とあるミャンマーからの労働者を抱える日本企業の社長が、ミャンマー人労働者の日ごろの頑張りに報いるため、また、福利厚生を考えて社員をディズニーランドに連れていくことにしたのです。しかし、ミャンマーからの労働者は面白くありませんでした。
何故、不満に思ったのでしょうか?
「折角の社長の配慮であるから素直に喜び、その日の行事を楽しめばよいじゃないか。」
「ミャンマーにはないアミューズメント施設であるがゆえに、自国の発展度合いと比較すると恥ずかしいと感じてしまうから行きたくない思いが去来し、不満を持ったのだろうか。」
等々、我々日本人が考える彼らの心境と実際に彼らが持つ想いとは大きな乖離があるのです。
彼らは、自国の発展も勿論ですが、先ずは自分たちの生活の質の向上を考えているのです。それが第一優先なのです。自国の経済活動では裕福な生活を送るために奮闘してもガラスの天井が存在している。不自由のない生活を送るため、家族が申し分なく生活できるための糧を得るため、また子供達が十分な教育を受けることが出来るようにするため、自国ではなく日本での就職という選択をして奮闘しているわけです。言葉、生活習慣、ビジネス、全てが大きく自国とは異なる外国で暮らし、仕事をし、お金を貯め、そして本国に持ち帰り、家族が生きる道筋を作っていくことが彼らの目的なのです。従って、「仕事を休んでディズニーランドに行くくらいならば、仕事をしたい!」というのが彼らの本音なのです。例えば、技能実習生であれば、日本に滞在できる期間は3年と決まっています。その3年という定められた期間を如何に無駄なく、効率的にお金を稼ぐか、が彼らの命題なのです。いくら過酷な労働環境でも根を上げずに頑張る外国人労働者には、こんな思いがあるのです。
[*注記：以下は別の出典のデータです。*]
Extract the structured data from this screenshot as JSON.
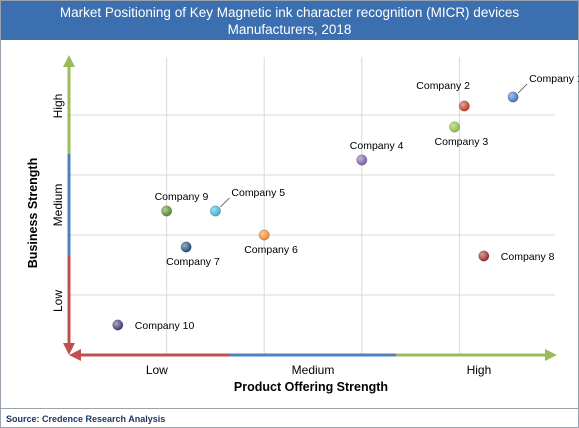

彼らは、「お金を稼ぐ」そして「自分の、家族の生活の質の向上」が目的なのです。確かに、私はミャンマーに旅行に行き、彼らの生活や環境を実際に見ての感想は、「本当にこれから発展していかなければならない国である」というものでした。しかし、悲しいかな、彼らは日本の経済力を見ているのです。日本の、日本人が持つ、かけがえのない日本人精神、日本の伝統・文化を学ぼうということではないのです。その昔、マレーシアのマハティール前首相は「ルック・イースト政策」を掲げ、日本を見習え、日本人の精神を見習え、日本人の不屈の闘志と奇跡的な経済復興を学べ、と言っていました。また、台湾では、未だに「日本精神」(リップンチェンシン)という言葉が存在しています。このように戦前から戦後10年から20年の間の日本人の力、考え方に胸を打たれたアジアの国々が多くあったのです。今はそれを見る影もなく、日本の精神性を手本にしようと考えているアジアの国はほぼ皆無です。単にお金しか見ていません。こんな寂しいことでいいのでしょうか。経済の面だけではなく、人間として成熟している国民性を持つ日本を再興してアジアをリードし、我々が持つ技術力・経済力を共有していかなければなりません。先ずは資質の向上です。資質が無ければお金を持っていても荒廃の一途を辿るだけです。彼らに「やはり、日本に来て仕事をさせていただいてよかった。人々も素晴らしい。日本人の精神性は見習うべきものがある。私達も日本人の精神性を見習って国を造っていかなければいけない。」と思ってもらいたいものです。
次回は、外国人労働者と日本企業その3ということで彼らが病気を患った場合のお話やパワハラ、セクハラのお話をしていきたいと思います。